As we primarily have a duty of care towards our clients, I feel that there’s a need for counsellors to educate themselves as fully as possible around the presenting symptoms of both the common, and not so common, mental health issues faced by the population today. In ensuring this I believe we provide a fully ethical and complete service to our clients.

Donagh Ward
PCI College Lecturer

Donagh Ward is a counsellor based in Waterford city and a faculty lecturer with PCI College.

Donagh will facilitate a workshop for qualified and training counsellors on 
'Identifying Common Mental Health Issues in Clients' on the 22nd March in our Dublin West campus, Dublin 22.  Book your place now as places are limited.

References :

Alonso J, Angermeyer MC, Bernert S, et al. (2004). Prevalence of mental disorders in Europe: results from the European Study of the Epidemiology of Mental Disorders (ESEMeD) project. Acta Psychiatrica Scandinavica.

HSE (2008). Health Status of the Population of Ireland. Retrieved March 3, 2014, from http://www.hse.ie/eng/services/Publications/HealthProtection/Public_Health_/Health_Status_of_the_Population_of_Ireland.pdf

HSE (2007). Mental Health in Ireland: Awareness and Attitudes. Retrieved March 3, 2014, from http://www.healthpromotion.ie/hp-files/docs/HSP00612.pdf

Irish Association for Counselling and Psychotherapy (2005). IACP Code of Ethics and Practice for Counsellors / Psychotherapists. Retrieved March 3, 2014, from http://www.iacp.ie/iacp-code-of-ethics

Kessler RC, Berglund P, Demler O, Jin R, Merikangas KR, Walters EE (2005). Lifetime prevalence and age-of-onset distributions of DSM-IV disorders in the National Comorbidity Survey Replication. JAMA Psychiatry.

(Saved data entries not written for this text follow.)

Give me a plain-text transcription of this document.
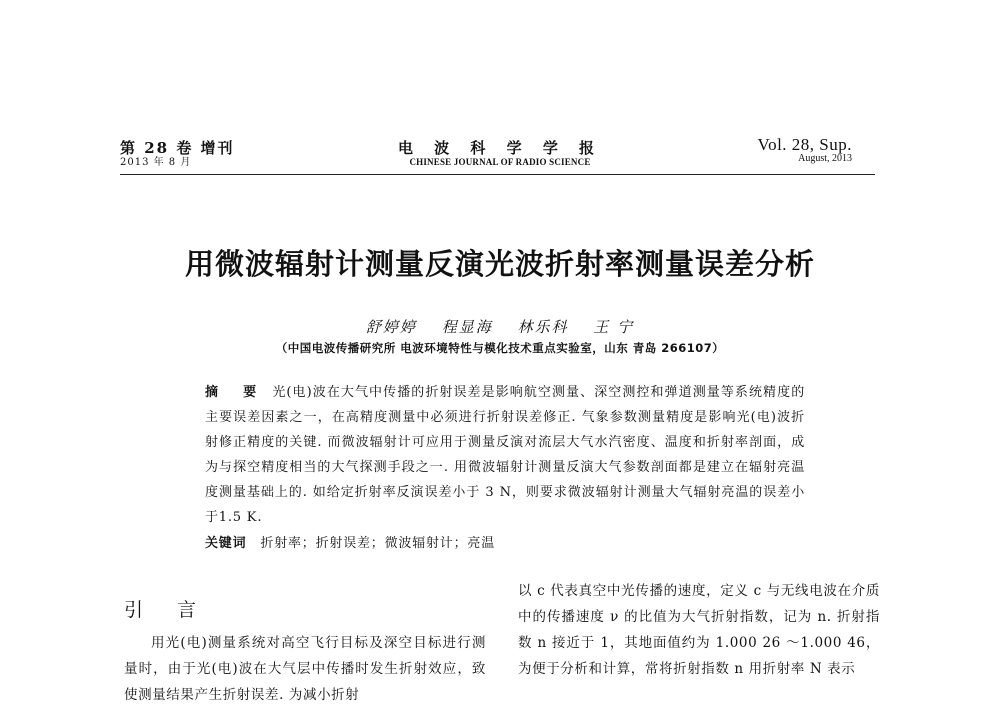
第 28 卷 增刊
2013 年 8 月
电 波 科 学 学 报
CHINESE JOURNAL OF RADIO SCIENCE
Vol. 28, Sup.
August, 2013
用微波辐射计测量反演光波折射率测量误差分析
舒婷婷 程显海 林乐科 王 宁
（中国电波传播研究所 电波环境特性与模化技术重点实验室，山东 青岛 266107）

摘 要 光(电)波在大气中传播的折射误差是影响航空测量、深空测控和弹道测量等系统精度的主要误差因素之一，在高精度测量中必须进行折射误差修正. 气象参数测量精度是影响光(电)波折射修正精度的关键. 而微波辐射计可应用于测量反演对流层大气水汽密度、温度和折射率剖面，成为与探空精度相当的大气探测手段之一. 用微波辐射计测量反演大气参数剖面都是建立在辐射亮温度测量基础上的. 如给定折射率反演误差小于 3 N，则要求微波辐射计测量大气辐射亮温的误差小于1.5 K.

关键词 折射率；折射误差；微波辐射计；亮温
引 言

用光(电)测量系统对高空飞行目标及深空目标进行测量时，由于光(电)波在大气层中传播时发生折射效应，致使测量结果产生折射误差. 为减小折射

以 c 代表真空中光传播的速度，定义 c 与无线电波在介质中的传播速度 ν 的比值为大气折射指数，记为 n. 折射指数 n 接近于 1，其地面值约为 1.000 26 ～1.000 46，为便于分析和计算，常将折射指数 n 用折射率 N 表示
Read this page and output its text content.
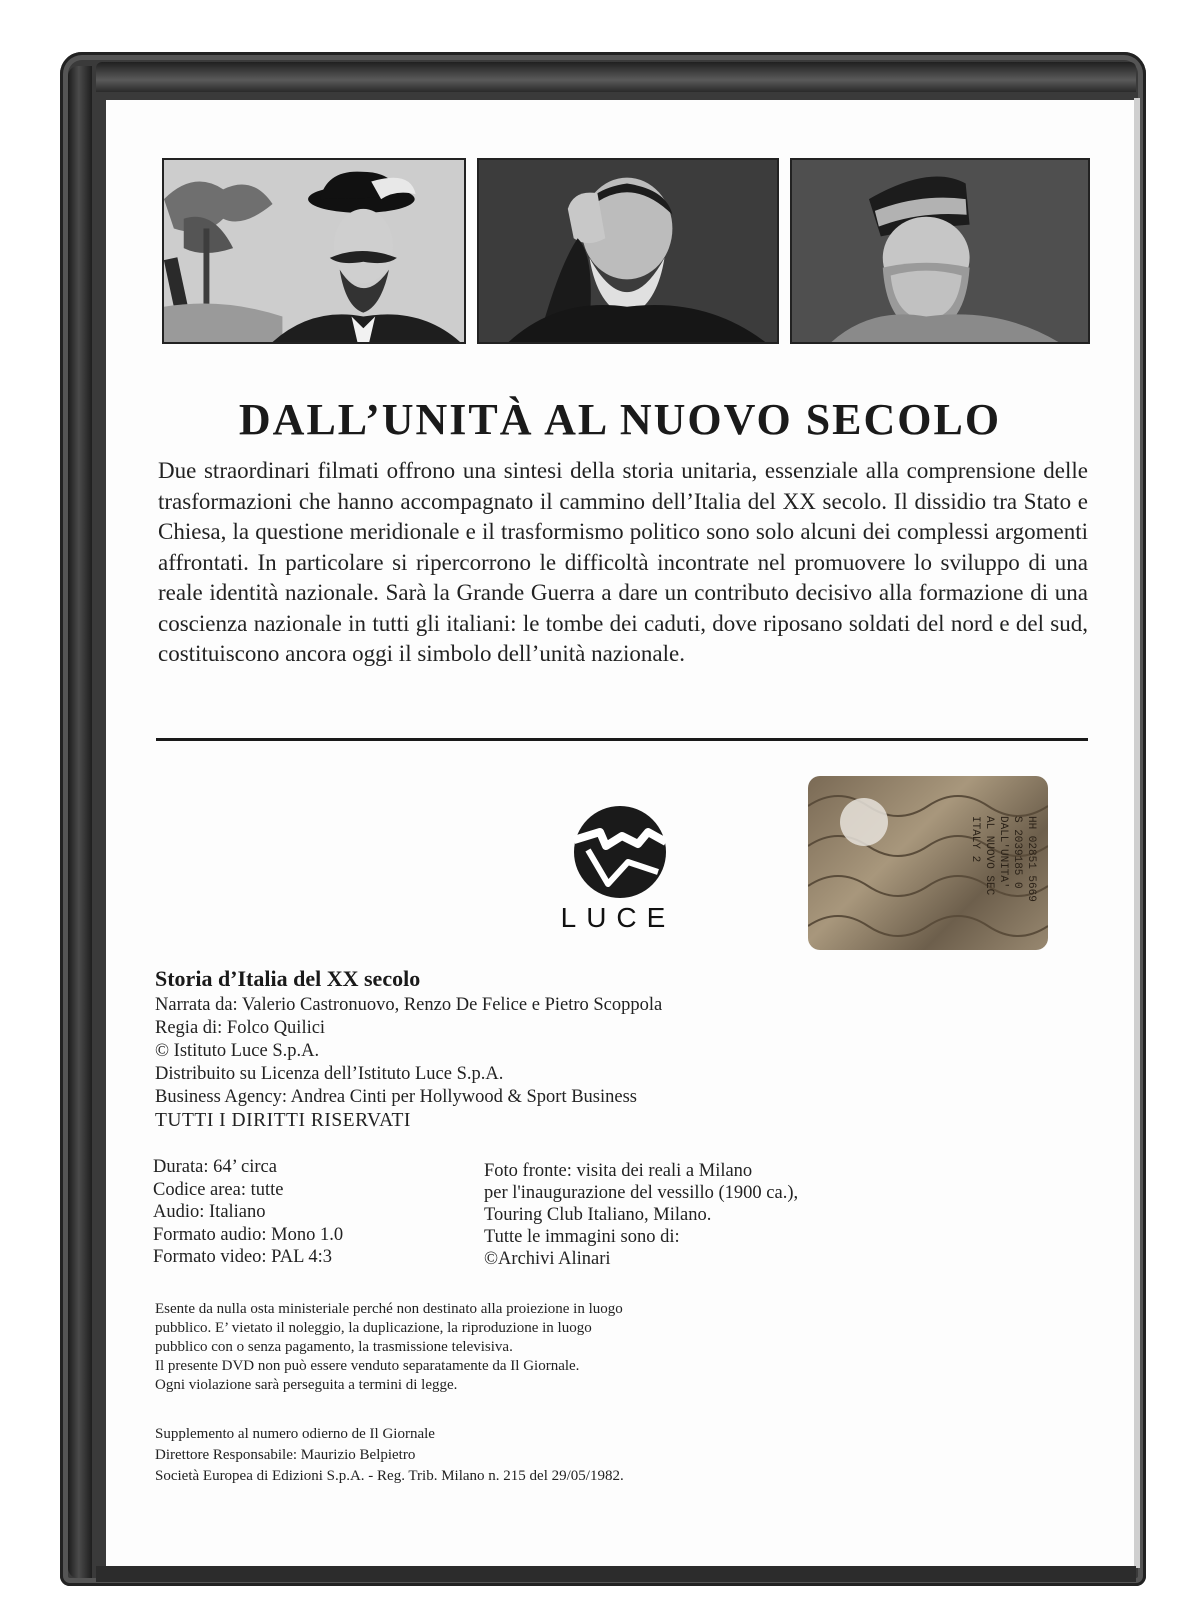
DALL’UNITÀ AL NUOVO SECOLO
Due straordinari filmati offrono una sintesi della storia unitaria, essenziale alla comprensione delle trasformazioni che hanno accompagnato il cammino dell’Italia del XX secolo. Il dissidio tra Stato e Chiesa, la questione meridionale e il trasformismo politico sono solo alcuni dei complessi argomenti affrontati. In particolare si ripercorrono le difficoltà incontrate nel promuovere lo sviluppo di una reale identità nazionale. Sarà la Grande Guerra a dare un contributo decisivo alla formazione di una coscienza nazionale in tutti gli italiani: le tombe dei caduti, dove riposano soldati del nord e del sud, costituiscono ancora oggi il simbolo dell’unità nazionale.
LUCE
HH 02851 5669
S 2039185 0
DALL'UNITA'
AL NUOVO SEC
ITALY 2
Storia d’Italia del XX secolo
Narrata da: Valerio Castronuovo, Renzo De Felice e Pietro Scoppola
Regia di: Folco Quilici
© Istituto Luce S.p.A.
Distribuito su Licenza dell’Istituto Luce S.p.A.
Business Agency: Andrea Cinti per Hollywood & Sport Business
TUTTI I DIRITTI RISERVATI
Durata: 64’ circa
Codice area: tutte
Audio: Italiano
Formato audio: Mono 1.0
Formato video: PAL 4:3
Foto fronte: visita dei reali a Milano
per l'inaugurazione del vessillo (1900 ca.),
Touring Club Italiano, Milano.
Tutte le immagini sono di:
©Archivi Alinari
Esente da nulla osta ministeriale perché non destinato alla proiezione in luogo
pubblico. E’ vietato il noleggio, la duplicazione, la riproduzione in luogo
pubblico con o senza pagamento, la trasmissione televisiva.
Il presente DVD non può essere venduto separatamente da Il Giornale.
Ogni violazione sarà perseguita a termini di legge.
Supplemento al numero odierno de Il Giornale
Direttore Responsabile: Maurizio Belpietro
Società Europea di Edizioni S.p.A. - Reg. Trib. Milano n. 215 del 29/05/1982.
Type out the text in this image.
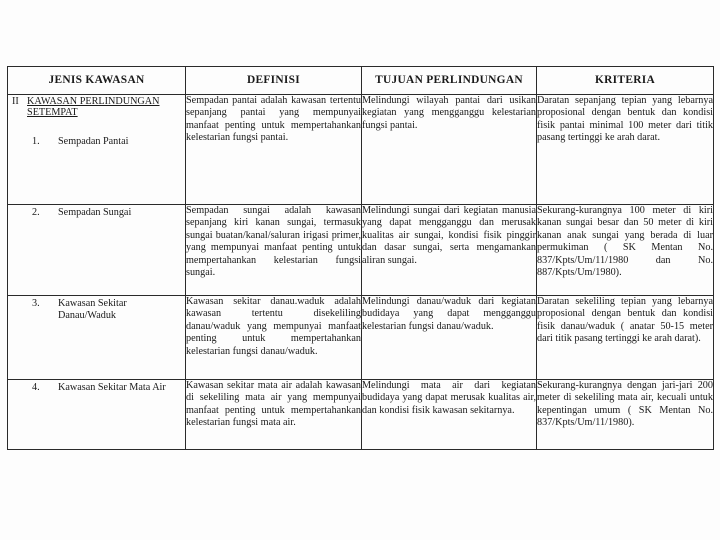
JENIS KAWASAN	DEFINISI	TUJUAN PERLINDUNGAN	KRITERIA

II KAWASAN PERLINDUNGAN SETEMPAT
1. Sempadan Pantai	Sempadan pantai adalah kawasan tertentu sepanjang pantai yang mempunyai manfaat penting untuk mempertahankan kelestarian fungsi pantai.	Melindungi wilayah pantai dari usikan kegiatan yang mengganggu kelestarian fungsi pantai.	Daratan sepanjang tepian yang lebarnya proposional dengan bentuk dan kondisi fisik pantai minimal 100 meter dari titik pasang tertinggi ke arah darat.

2. Sempadan Sungai	Sempadan sungai adalah kawasan sepanjang kiri kanan sungai, termasuk sungai buatan/kanal/saluran irigasi primer, yang mempunyai manfaat penting untuk mempertahankan kelestarian fungsi sungai.	Melindungi sungai dari kegiatan manusia yang dapat mengganggu dan merusak kualitas air sungai, kondisi fisik pinggir dan dasar sungai, serta mengamankan aliran sungai.	Sekurang-kurangnya 100 meter di kiri kanan sungai besar dan 50 meter di kiri kanan anak sungai yang berada di luar permukiman ( SK Mentan No. 837/Kpts/Um/11/1980 dan No. 887/Kpts/Um/1980).

3. Kawasan Sekitar Danau/Waduk	Kawasan sekitar danau.waduk adalah kawasan tertentu disekeliling danau/waduk yang mempunyai manfaat penting untuk mempertahankan kelestarian fungsi danau/waduk.	Melindungi danau/waduk dari kegiatan budidaya yang dapat mengganggu kelestarian fungsi danau/waduk.	Daratan sekeliling tepian yang lebarnya proposional dengan bentuk dan kondisi fisik danau/waduk ( anatar 50-15 meter dari titik pasang tertinggi ke arah darat).

4. Kawasan Sekitar Mata Air	Kawasan sekitar mata air adalah kawasan di sekeliling mata air yang mempunyai manfaat penting untuk mempertahankan kelestarian fungsi mata air.	Melindungi mata air dari kegiatan budidaya yang dapat merusak kualitas air, dan kondisi fisik kawasan sekitarnya.	Sekurang-kurangnya dengan jari-jari 200 meter di sekeliling mata air, kecuali untuk kepentingan umum ( SK Mentan No. 837/Kpts/Um/11/1980).
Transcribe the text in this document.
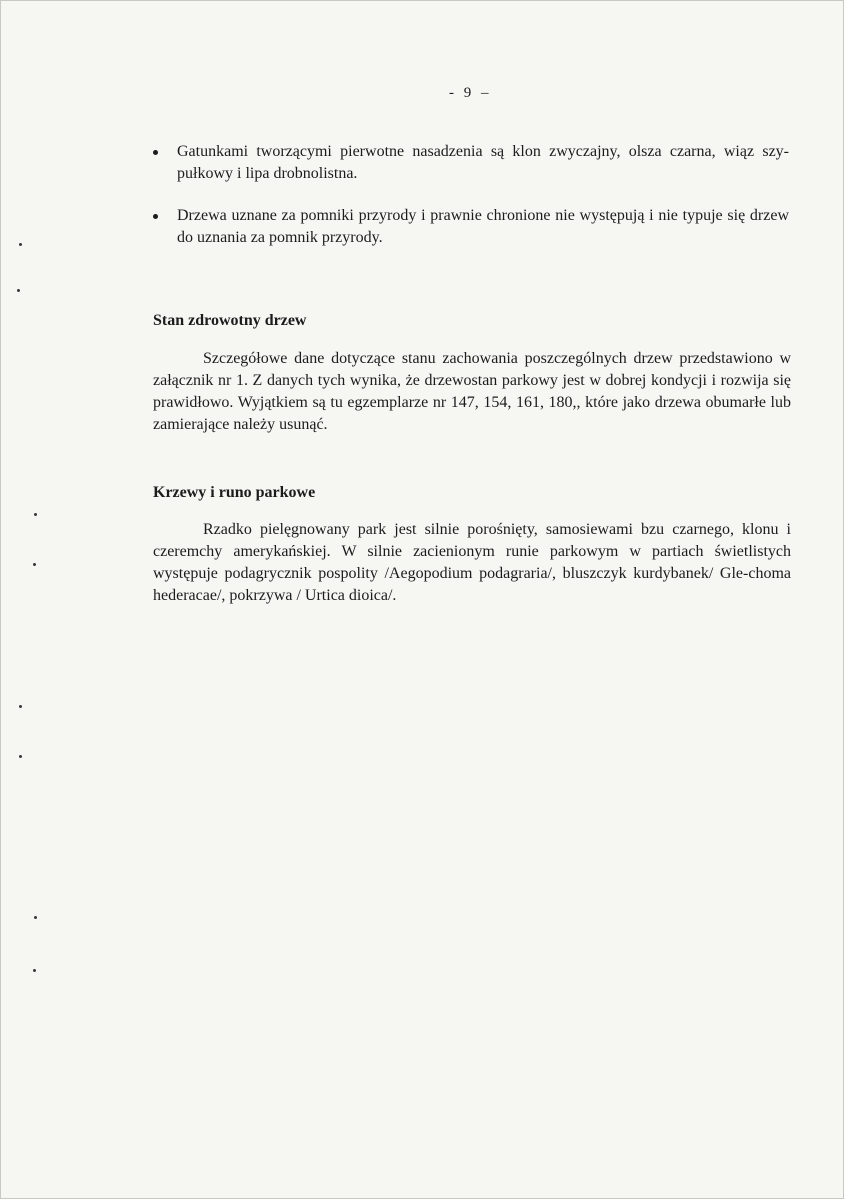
- 9 –
Gatunkami tworzącymi pierwotne nasadzenia są klon zwyczajny, olsza czarna, wiąz szy-pułkowy i lipa drobnolistna.
Drzewa uznane za pomniki przyrody i prawnie chronione nie występują i nie typuje się drzew do uznania za pomnik przyrody.
Stan zdrowotny drzew

Szczegółowe dane dotyczące stanu zachowania poszczególnych drzew przedstawiono w załącznik nr 1. Z danych tych wynika, że drzewostan parkowy jest w dobrej kondycji i rozwija się prawidłowo. Wyjątkiem są tu egzemplarze nr 147, 154, 161, 180,, które jako drzewa obumarłe lub zamierające należy usunąć.

Krzewy i runo parkowe

Rzadko pielęgnowany park jest silnie porośnięty, samosiewami bzu czarnego, klonu i czeremchy amerykańskiej. W silnie zacienionym runie parkowym w partiach świetlistych występuje podagrycznik pospolity /Aegopodium podagraria/, bluszczyk kurdybanek/ Gle-choma hederacae/, pokrzywa / Urtica dioica/.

McDaid S. (2013). Mental Health in Primary Care in Ireland: A briefing paper. Retrieved 03/03/14, from http://www.mentalhealthreform.ie/wp-content/uploads/2013/07/Mental-Health-in-Primary-Care-in-Ireland1.pdf

Tedstone Doherty D, Moran R and Kartalova-O’Doherty Y (2008). Psychological distress, mental health problems and use of health services in Ireland. HRB Research Series 5.

Wittchen HU, Jacobi F (2005). Size and burden of mental disorders in Europe--a critical review and appraisal of 27 studies. European Neuropsychopharmacology.